Preocupan los estallidos violentos que últimamente se han visto en los estadios, y el peligro que representa a veces estar en las graderías.
Cada vez en mayor medida el futbol está dejando de ser un espectáculo al que se puede ir con la familia en condiciones de seguridad.
En opinión de algunos los principales responsables de esa violencia son los propietarios de los equipos que propician la existencia de barras o porras formadas por individuos proclives al desorden y que no van al estadio a ver el juego, sino a buscar oportunidades de hacer desmadre, si me es permitida esa ática expresión.

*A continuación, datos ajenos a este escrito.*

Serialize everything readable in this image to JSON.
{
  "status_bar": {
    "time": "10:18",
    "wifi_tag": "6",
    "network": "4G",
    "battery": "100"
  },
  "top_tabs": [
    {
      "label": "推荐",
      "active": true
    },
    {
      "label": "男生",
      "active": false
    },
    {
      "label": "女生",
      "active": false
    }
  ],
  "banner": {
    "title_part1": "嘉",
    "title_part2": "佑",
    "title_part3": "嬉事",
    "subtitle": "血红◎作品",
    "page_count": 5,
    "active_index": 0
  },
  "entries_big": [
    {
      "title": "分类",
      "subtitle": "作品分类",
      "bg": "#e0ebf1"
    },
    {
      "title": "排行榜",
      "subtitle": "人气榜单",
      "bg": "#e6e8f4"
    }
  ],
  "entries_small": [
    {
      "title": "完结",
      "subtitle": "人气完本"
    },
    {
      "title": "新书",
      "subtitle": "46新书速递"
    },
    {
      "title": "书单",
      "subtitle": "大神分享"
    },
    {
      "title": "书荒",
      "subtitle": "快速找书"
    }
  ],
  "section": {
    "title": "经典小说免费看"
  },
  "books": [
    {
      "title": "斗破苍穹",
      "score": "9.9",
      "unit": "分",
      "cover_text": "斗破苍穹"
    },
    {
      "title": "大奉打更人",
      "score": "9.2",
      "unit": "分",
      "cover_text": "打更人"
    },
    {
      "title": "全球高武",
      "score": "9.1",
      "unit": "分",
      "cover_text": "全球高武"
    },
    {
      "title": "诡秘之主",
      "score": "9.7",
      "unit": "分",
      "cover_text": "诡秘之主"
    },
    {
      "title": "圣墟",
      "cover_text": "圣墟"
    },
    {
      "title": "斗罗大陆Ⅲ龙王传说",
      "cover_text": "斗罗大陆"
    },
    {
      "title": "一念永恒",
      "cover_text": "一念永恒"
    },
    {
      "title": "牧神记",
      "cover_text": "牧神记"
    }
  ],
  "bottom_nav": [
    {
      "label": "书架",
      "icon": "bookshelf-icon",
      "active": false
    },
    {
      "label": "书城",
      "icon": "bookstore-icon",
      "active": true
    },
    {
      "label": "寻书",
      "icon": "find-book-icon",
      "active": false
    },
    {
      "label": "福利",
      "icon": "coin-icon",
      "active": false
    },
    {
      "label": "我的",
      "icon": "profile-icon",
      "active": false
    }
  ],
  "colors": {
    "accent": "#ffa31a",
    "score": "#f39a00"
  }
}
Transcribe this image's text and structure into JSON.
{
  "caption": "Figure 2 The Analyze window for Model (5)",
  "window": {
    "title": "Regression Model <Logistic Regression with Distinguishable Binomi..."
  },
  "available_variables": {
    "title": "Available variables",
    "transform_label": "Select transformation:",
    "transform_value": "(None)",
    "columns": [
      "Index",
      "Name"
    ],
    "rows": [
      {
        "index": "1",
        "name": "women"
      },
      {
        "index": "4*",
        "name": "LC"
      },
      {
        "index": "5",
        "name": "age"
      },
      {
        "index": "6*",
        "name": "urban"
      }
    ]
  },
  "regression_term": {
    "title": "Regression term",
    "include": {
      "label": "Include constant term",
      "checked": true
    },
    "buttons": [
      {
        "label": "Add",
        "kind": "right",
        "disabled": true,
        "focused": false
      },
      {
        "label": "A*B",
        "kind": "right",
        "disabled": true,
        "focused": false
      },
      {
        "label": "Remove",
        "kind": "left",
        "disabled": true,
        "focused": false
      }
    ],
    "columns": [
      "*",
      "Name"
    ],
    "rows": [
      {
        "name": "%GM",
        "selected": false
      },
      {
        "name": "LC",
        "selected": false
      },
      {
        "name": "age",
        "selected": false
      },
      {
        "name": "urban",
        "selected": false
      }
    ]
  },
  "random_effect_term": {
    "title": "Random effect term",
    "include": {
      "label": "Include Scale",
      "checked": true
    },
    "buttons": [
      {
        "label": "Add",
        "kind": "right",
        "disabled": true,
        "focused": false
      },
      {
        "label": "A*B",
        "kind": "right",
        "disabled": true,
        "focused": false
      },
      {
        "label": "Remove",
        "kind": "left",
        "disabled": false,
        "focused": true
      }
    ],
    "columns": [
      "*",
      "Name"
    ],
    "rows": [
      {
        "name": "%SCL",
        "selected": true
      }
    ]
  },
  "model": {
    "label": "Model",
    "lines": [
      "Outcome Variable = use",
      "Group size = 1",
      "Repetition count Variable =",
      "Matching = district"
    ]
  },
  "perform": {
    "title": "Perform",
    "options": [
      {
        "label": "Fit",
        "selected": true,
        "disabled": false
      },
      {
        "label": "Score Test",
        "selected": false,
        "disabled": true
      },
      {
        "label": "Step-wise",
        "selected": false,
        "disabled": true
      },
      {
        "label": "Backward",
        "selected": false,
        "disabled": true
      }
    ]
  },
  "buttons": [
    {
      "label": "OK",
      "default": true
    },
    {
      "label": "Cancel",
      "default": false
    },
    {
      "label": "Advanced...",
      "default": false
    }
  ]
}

El alto consumo de bebidas alcohólicas en los estadios es factor que igualmente favorece los actos violentos.
Los buenos aficionados al futbol con quienes he hablado consideran que en esto de la violencia en los estadios debería haber tolerancia cero.
Es necesario aplicar la ley a quienes incurran en actos indebidos, y castigar a los equipos y estadios cuyas barras atenten contra el orden y la seguridad necesarios para que los juegos puedan llevarse a cabo en condicionesde normalidad.
Si eso no se hace la gente se alejará de los estadios, y más ahora que se pueden ver en la televisión los partidos de los equipos europeos que, según entiendo, son un poquito mejores que los de casa.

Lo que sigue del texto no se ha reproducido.